What about iTunes? I have a 64-bit computer, and I thought I installed 64-bit iTunes, but Process Explorer tells me it's a 32-bit app. This, even after manually downloading and running the 64-bit iTunes installer from Apple.

No idea really, but if its working - does it matter?
Leo
10-Jul-2011

Bob
July 11, 2011 4:18 AM

Don't fall for the old chestnut. Just because the wsebsite asks you what version of windows you are running, doesn't necessarily mean you are getting a version of their software specifically for that edition.
Having to download things regularly for different OS's to keep our office PC's running, I have sometimes seen that the XP, Vista and 7 installation programs are actually the same file (just got to via a different path through the menus). This can also be true for 32 / 64 bit applications.

Mary
July 12, 2011 12:30 AM

Adobe has a Beta version of 64-bit Flash codenamed "Square". More info available at this Adobe site as well as a download link.

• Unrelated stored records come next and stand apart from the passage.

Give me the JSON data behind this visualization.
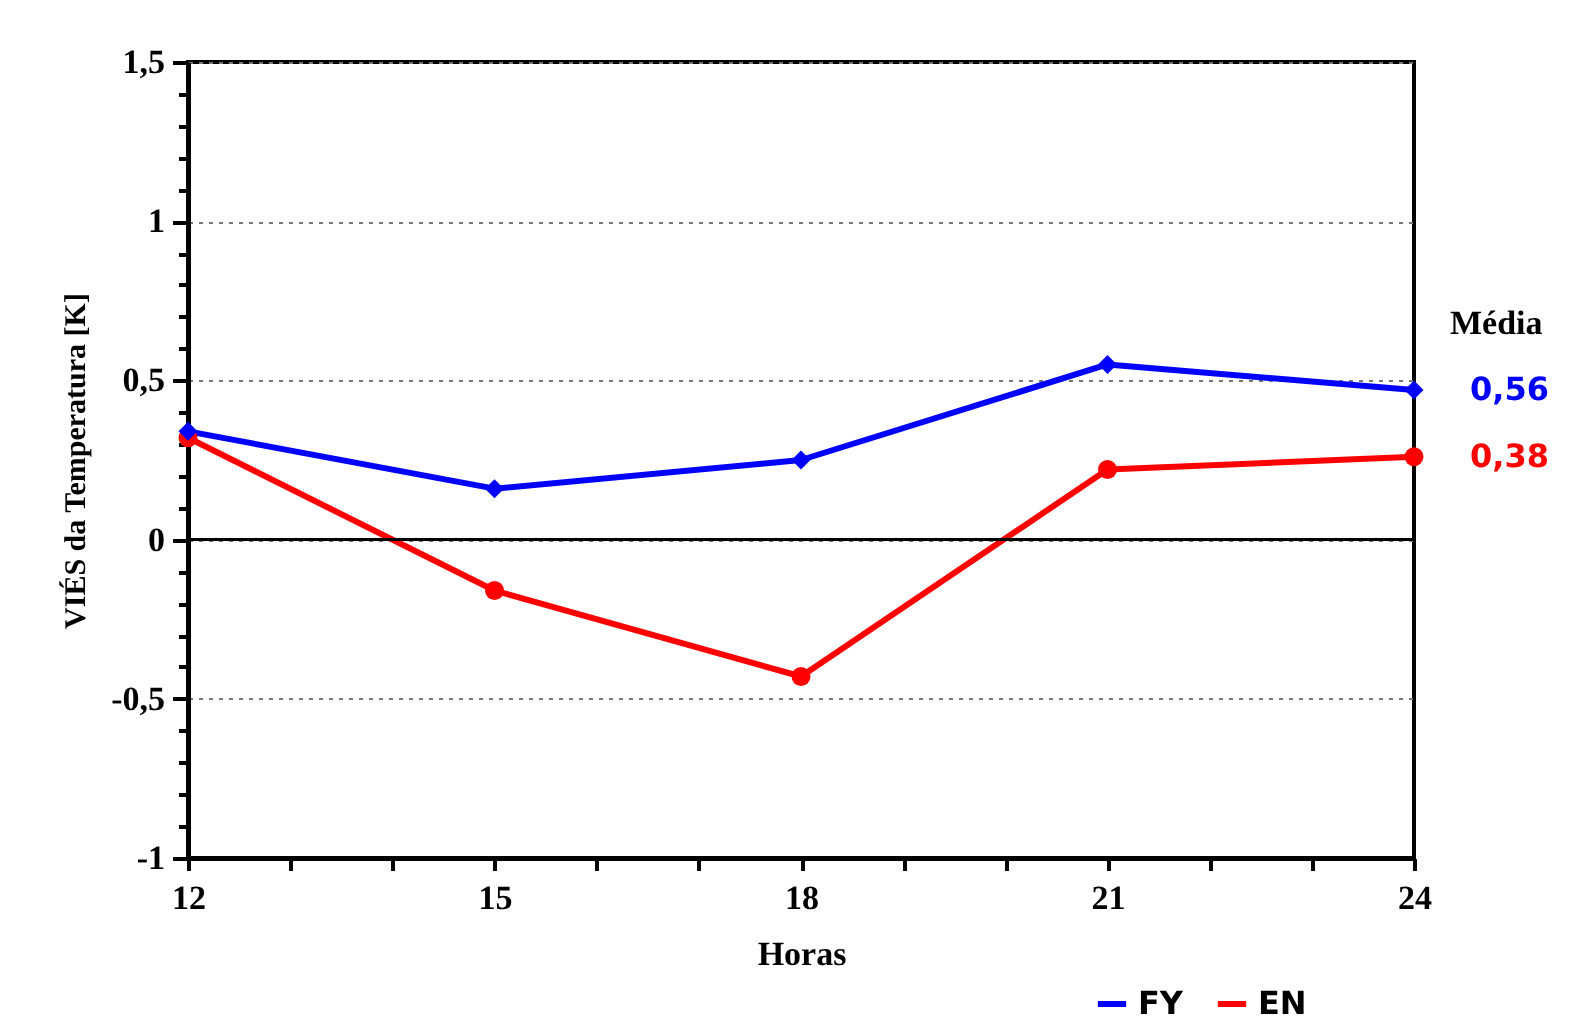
{
  "chart_data": {
    "type": "line",
    "xlabel": "Horas",
    "ylabel": "VIÉS da Temperatura [K]",
    "x": [
      12,
      15,
      18,
      21,
      24
    ],
    "series": [
      {
        "name": "FY",
        "color": "#0000ff",
        "marker": "diamond",
        "values": [
          0.34,
          0.16,
          0.25,
          0.55,
          0.47
        ]
      },
      {
        "name": "EN",
        "color": "#ff0000",
        "marker": "circle",
        "values": [
          0.32,
          -0.16,
          -0.43,
          0.22,
          0.26
        ]
      }
    ],
    "xlim": [
      12,
      24
    ],
    "xticks": [
      12,
      {
        "value": 13,
        "label": null
      },
      {
        "value": 14,
        "label": null
      },
      15,
      {
        "value": 16,
        "label": null
      },
      {
        "value": 17,
        "label": null
      },
      18,
      {
        "value": 19,
        "label": null
      },
      {
        "value": 20,
        "label": null
      },
      21,
      {
        "value": 22,
        "label": null
      },
      {
        "value": 23,
        "label": null
      },
      24
    ],
    "ylim": [
      -1,
      1.5
    ],
    "yticks": [
      {
        "value": -1,
        "label": "-1"
      },
      {
        "value": -0.9,
        "label": null
      },
      {
        "value": -0.8,
        "label": null
      },
      {
        "value": -0.7,
        "label": null
      },
      {
        "value": -0.6,
        "label": null
      },
      {
        "value": -0.5,
        "label": "-0,5"
      },
      {
        "value": -0.4,
        "label": null
      },
      {
        "value": -0.3,
        "label": null
      },
      {
        "value": -0.2,
        "label": null
      },
      {
        "value": -0.1,
        "label": null
      },
      {
        "value": 0,
        "label": "0"
      },
      {
        "value": 0.1,
        "label": null
      },
      {
        "value": 0.2,
        "label": null
      },
      {
        "value": 0.3,
        "label": null
      },
      {
        "value": 0.4,
        "label": null
      },
      {
        "value": 0.5,
        "label": "0,5"
      },
      {
        "value": 0.6,
        "label": null
      },
      {
        "value": 0.7,
        "label": null
      },
      {
        "value": 0.8,
        "label": null
      },
      {
        "value": 0.9,
        "label": null
      },
      {
        "value": 1,
        "label": "1"
      },
      {
        "value": 1.1,
        "label": null
      },
      {
        "value": 1.2,
        "label": null
      },
      {
        "value": 1.3,
        "label": null
      },
      {
        "value": 1.4,
        "label": null
      },
      {
        "value": 1.5,
        "label": "1,5"
      }
    ],
    "grid": "y",
    "legend": "bottom right",
    "line_style": "solid",
    "ref_lines": [
      {
        "axis": "y",
        "value": 0,
        "color": "#000000",
        "line_style": "solid"
      }
    ],
    "annotations": [
      "Média",
      "0,56",
      "0,38"
    ]
  }
}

http://kb2.adobe.com/cps/000/6b3af6c9.html

Frank
July 12, 2011 9:25 AM

I use a FF 64 bit version that is put together by Binary Turf. When you download it from their website they have a link to also download Adobe Flash Player 64 bit.
Adobe® Flash® Player Installer/Uninstaller 10.3 d162
Yes it works and the 64 bit browser is faster than FF (which is already fast).

ssst
July 12, 2011 9:44 AM

Yes i found a 64bit Beta Flash player, its on the adobe site somewhere, seems to work fine, i installed it a few months ago on a previous computer.

Bill
July 12, 2011 9:53 AM

I wonder if this is my problem. I cannot get "duty-Free Catalog" to run from Delta's website on my W7 machine. It won't run in IE9, 32 or 64, nor F'fox nor Chrome, but I fired up my XP machine and it ran perfectly. This is why I find computers so frustrating. BTW everything else on Delta's site runs perfectly under W7.

Mike
July 12, 2011 1:44 PM

Reminds me of all the hype when the 386 first came out, how it could run 32-bit apps so everyone ran out and paid extra money to replace their 16-bit 286. Except that there were no 32-bit apps to run. Finally, when the 32-bit apps started coming out, the 486 was available.

Richard
July 15, 2011 4:30 PM

I also installed the Beta version of 64-bit Flash some time ago, without any apparent problems.